When we think of ladies’ magazines today we think of glossy publications full of high fashion and outrageous looks. But, 19th century ladies’ magazines offered much more than just gorgeous gowns. They were the very picture of fashion, however they also provided inspiration for traditional women’s arts such as singing, embroidery, and poetry. At once etiquette, fashion and homemaking guide, ladies’ magazines were in very high demand, even as the Civil War thrust the country into chaos.
The average woman wanted to be up-to-date, but sometimes had to rely on small details to affect change to her wardrobe. Women of means could have anything they desired whipped up by a seamstress, but for the average woman, a slight change to their bonnet, cap, or jacket could be the difference between being fashionable and being embarrassingly behind the times. If a woman of average means was lucky enough to get hold of a fashion magazine, it would no doubt have influenced her creations. Many fashion magazines around the world took their direction from French fashion magazines during this time.
19th century ladies’ magazines gave general style advice, like which colors to make your morning-cap from or which types of seam lines to reproduce in your home sewing. The ornate decorations along hems and on pockets were reproduced in high contrast for women to copy in their own designs.

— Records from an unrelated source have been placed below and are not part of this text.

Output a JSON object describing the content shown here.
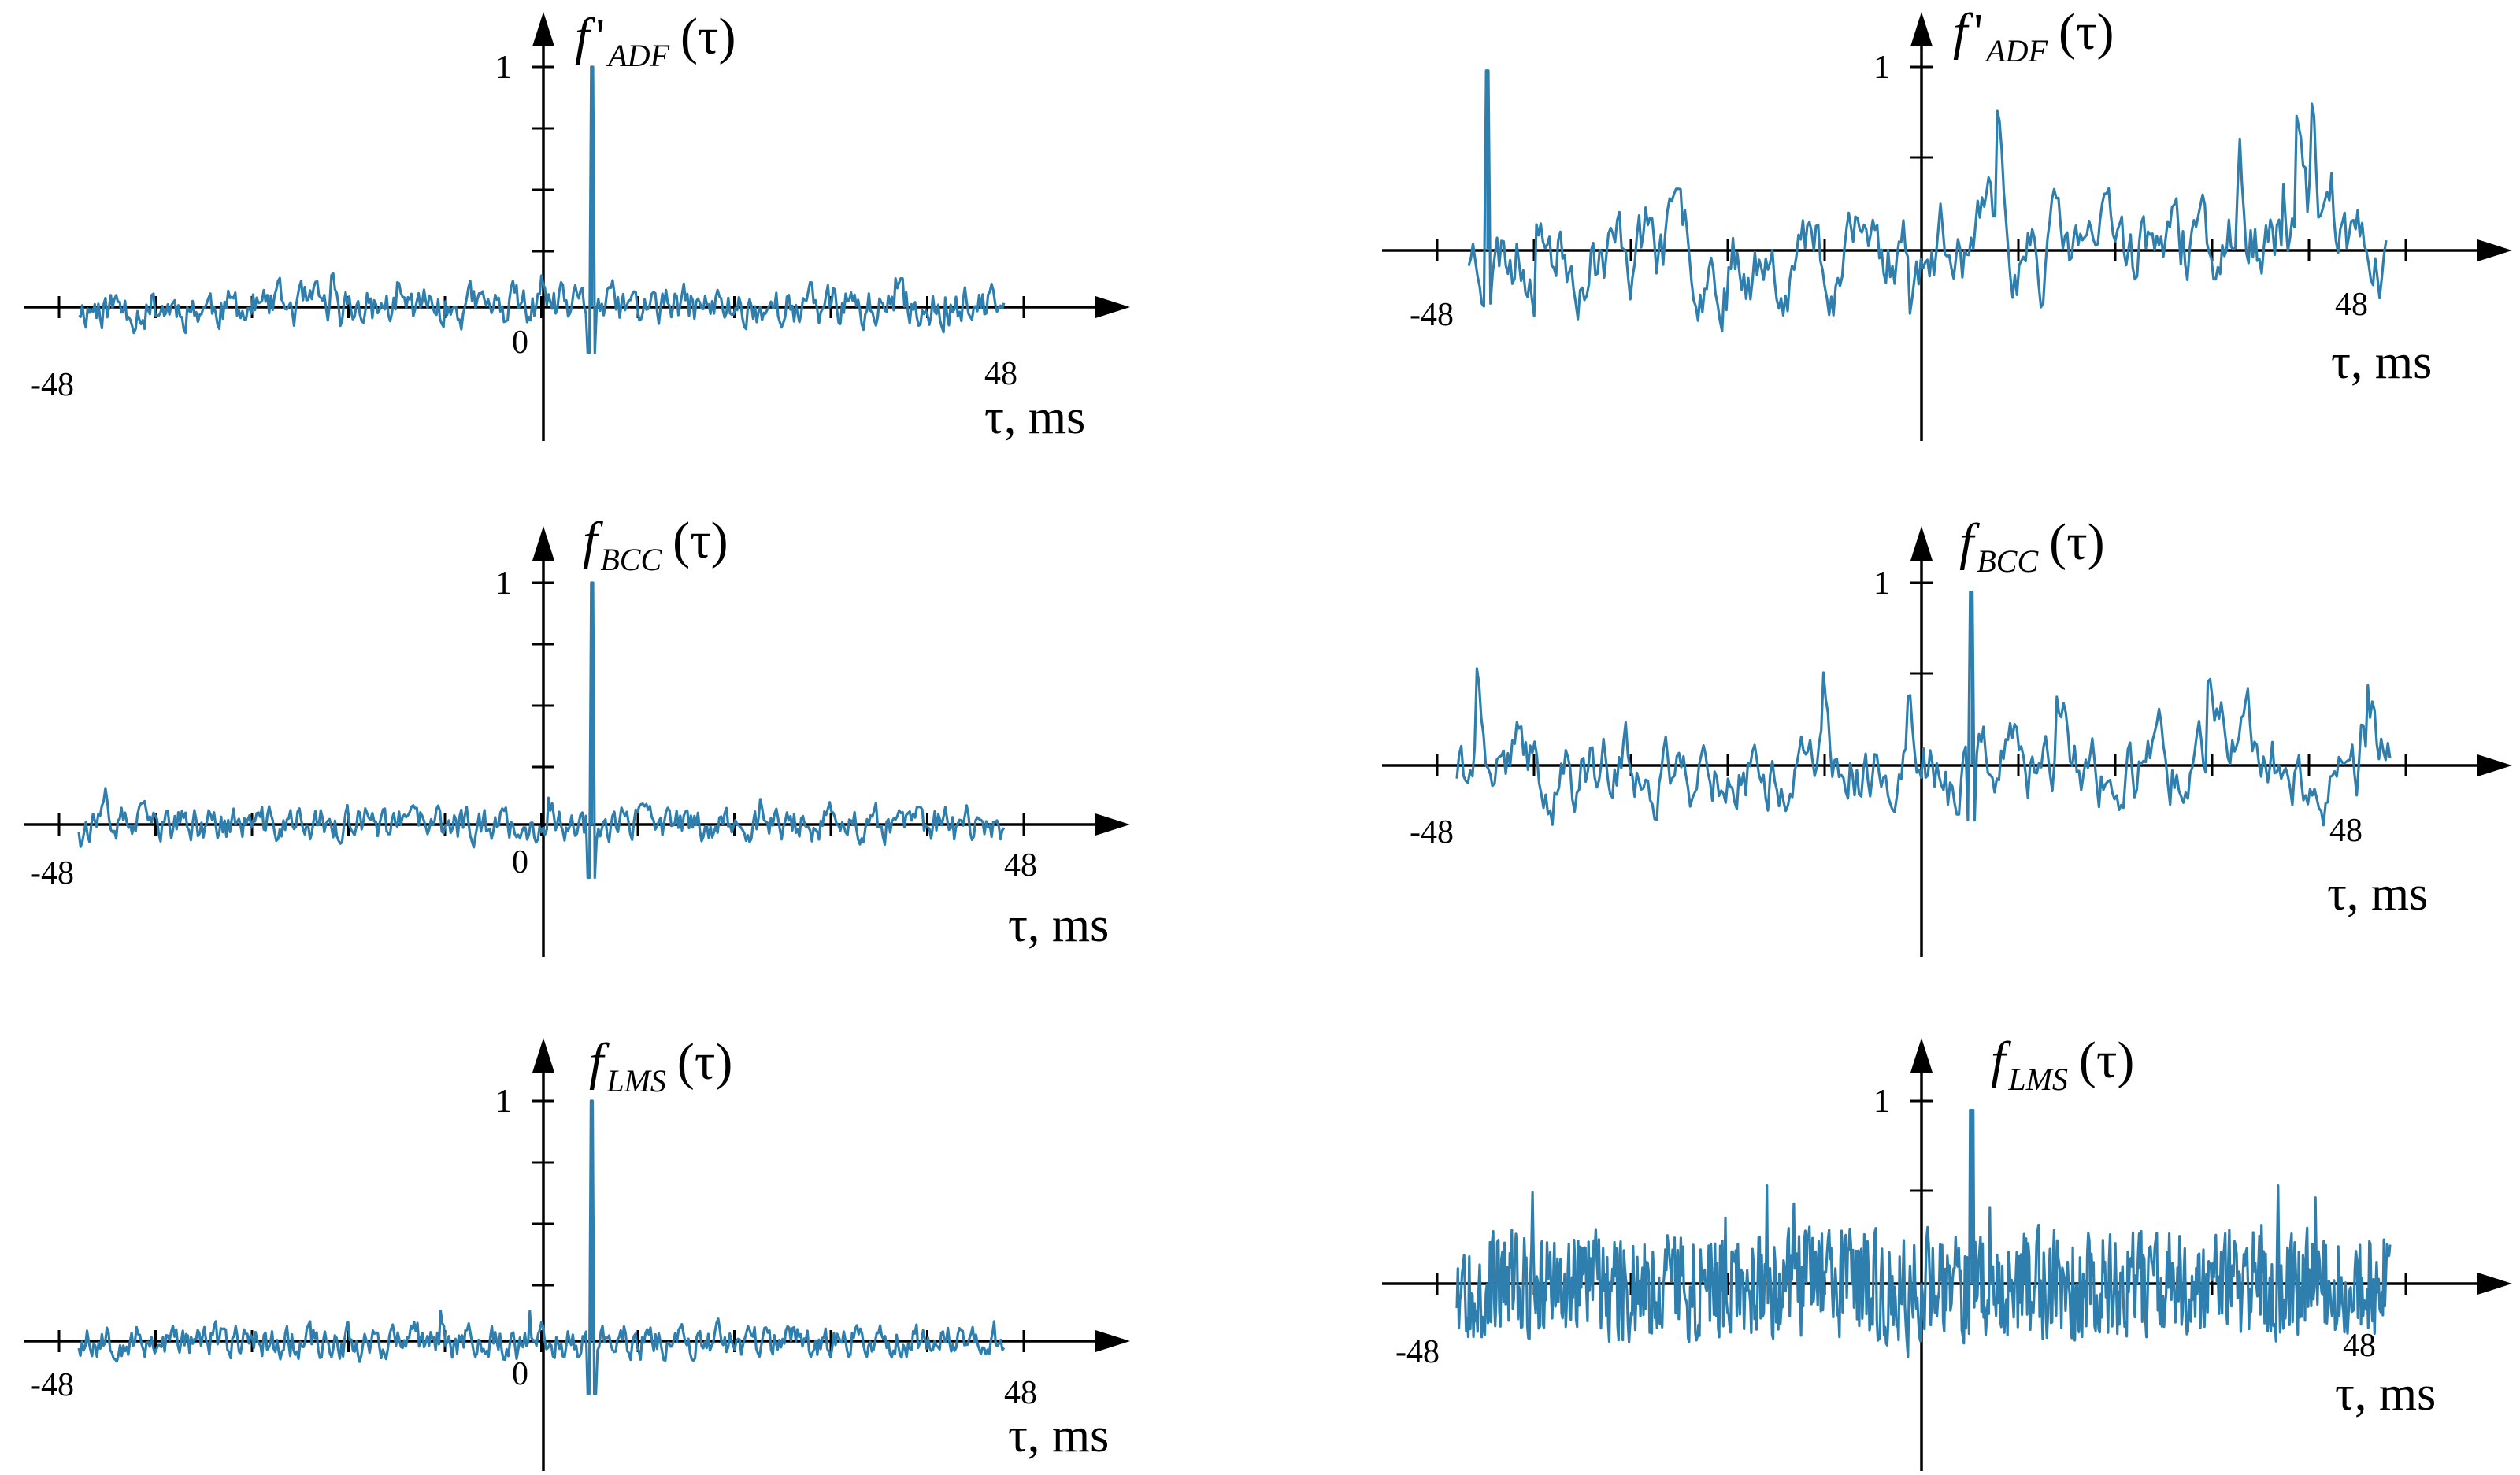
{
  "chart_data": [
    {
      "type": "line",
      "function_label": {
        "main": "f",
        "prime": "'",
        "sub": "ADF",
        "arg": "(τ)"
      },
      "xlabel": "τ, ms",
      "x_tick_labels": [
        "-48",
        "0",
        "48"
      ],
      "y_tick_labels": [
        "1"
      ],
      "xlim": [
        -48,
        48
      ],
      "ylim": [
        -0.45,
        1.0
      ],
      "peak": {
        "x": 5,
        "y": 1.0
      },
      "grid": false,
      "legend": "none",
      "color": "#2f7fae"
    },
    {
      "type": "line",
      "function_label": {
        "main": "f",
        "prime": "'",
        "sub": "ADF",
        "arg": "(τ)"
      },
      "xlabel": "τ, ms",
      "x_tick_labels": [
        "-48",
        "48"
      ],
      "y_tick_labels": [
        "1"
      ],
      "xlim": [
        -48,
        48
      ],
      "ylim": [
        -0.95,
        0.98
      ],
      "peak": {
        "x": -43,
        "y": 0.98
      },
      "grid": false,
      "legend": "none",
      "color": "#2f7fae"
    },
    {
      "type": "line",
      "function_label": {
        "main": "f",
        "prime": "",
        "sub": "BCC",
        "arg": "(τ)"
      },
      "xlabel": "τ, ms",
      "x_tick_labels": [
        "-48",
        "0",
        "48"
      ],
      "y_tick_labels": [
        "1"
      ],
      "xlim": [
        -48,
        48
      ],
      "ylim": [
        -0.4,
        1.0
      ],
      "peak": {
        "x": 5,
        "y": 1.0
      },
      "grid": false,
      "legend": "none",
      "color": "#2f7fae"
    },
    {
      "type": "line",
      "function_label": {
        "main": "f",
        "prime": "",
        "sub": "BCC",
        "arg": "(τ)"
      },
      "xlabel": "τ, ms",
      "x_tick_labels": [
        "-48",
        "48"
      ],
      "y_tick_labels": [
        "1"
      ],
      "xlim": [
        -48,
        48
      ],
      "ylim": [
        -0.9,
        0.95
      ],
      "peak": {
        "x": 5,
        "y": 0.95
      },
      "grid": false,
      "legend": "none",
      "color": "#2f7fae"
    },
    {
      "type": "line",
      "function_label": {
        "main": "f",
        "prime": "",
        "sub": "LMS",
        "arg": "(τ)"
      },
      "xlabel": "τ, ms",
      "x_tick_labels": [
        "-48",
        "0",
        "48"
      ],
      "y_tick_labels": [
        "1"
      ],
      "xlim": [
        -48,
        48
      ],
      "ylim": [
        -0.4,
        1.0
      ],
      "peak": {
        "x": 5,
        "y": 1.0
      },
      "grid": false,
      "legend": "none",
      "color": "#2f7fae"
    },
    {
      "type": "line",
      "function_label": {
        "main": "f",
        "prime": "",
        "sub": "LMS",
        "arg": "(τ)"
      },
      "xlabel": "τ, ms",
      "x_tick_labels": [
        "-48",
        "48"
      ],
      "y_tick_labels": [
        "1"
      ],
      "xlim": [
        -48,
        48
      ],
      "ylim": [
        -0.4,
        0.95
      ],
      "peak": {
        "x": 5,
        "y": 0.95
      },
      "grid": false,
      "legend": "none",
      "color": "#2f7fae"
    }
  ]
}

Not just centered around fashion or looks, there were poems, stories, and songs inside each magazine. The idea was to help women to be well-rounded in their skills with a balance of literary knowledge, musical forte, and fashion sense. While advice, social commentary, and even advertisements were beginning to creep in towards the end of the Victorian era, ladies’ magazines usually contained very few controversial subjects, instead covering the concerns of the home, as was considered proper for ladies of the day.
Even as the Civil War caused mayhem all over the country, Godey’s Lady’s Magazine did not mention the war, instead churning out the poetry, fashion plate engravings, and crafts patterns that their readers clamored for. Because of their perceived neutrality and their perennially popular fashion, Godey’s was one of the publications so sought after by women in the Confederate South that copies were smuggled in by blockade-runners.
By the end of the century, fashion magazines began to take on a more modern tone. Publications started to reproduce richer images, sold more advertising space, and featured columns centered around gossip or advice. The advertisements selling ready-made goods increasingly came to replace many of the suggestions for handmade projects.
At a time when the home was everything to a woman, fashion magazines were not simply about how to look more chic. The fashions and stories were so popular that even in wartime, many women felt they could not do without them. Ladies’ magazines of the 1800s gave women the blueprints for becoming accomplished ladies, skilled in decorating their homes and always with a new song or story to while away the evening hours.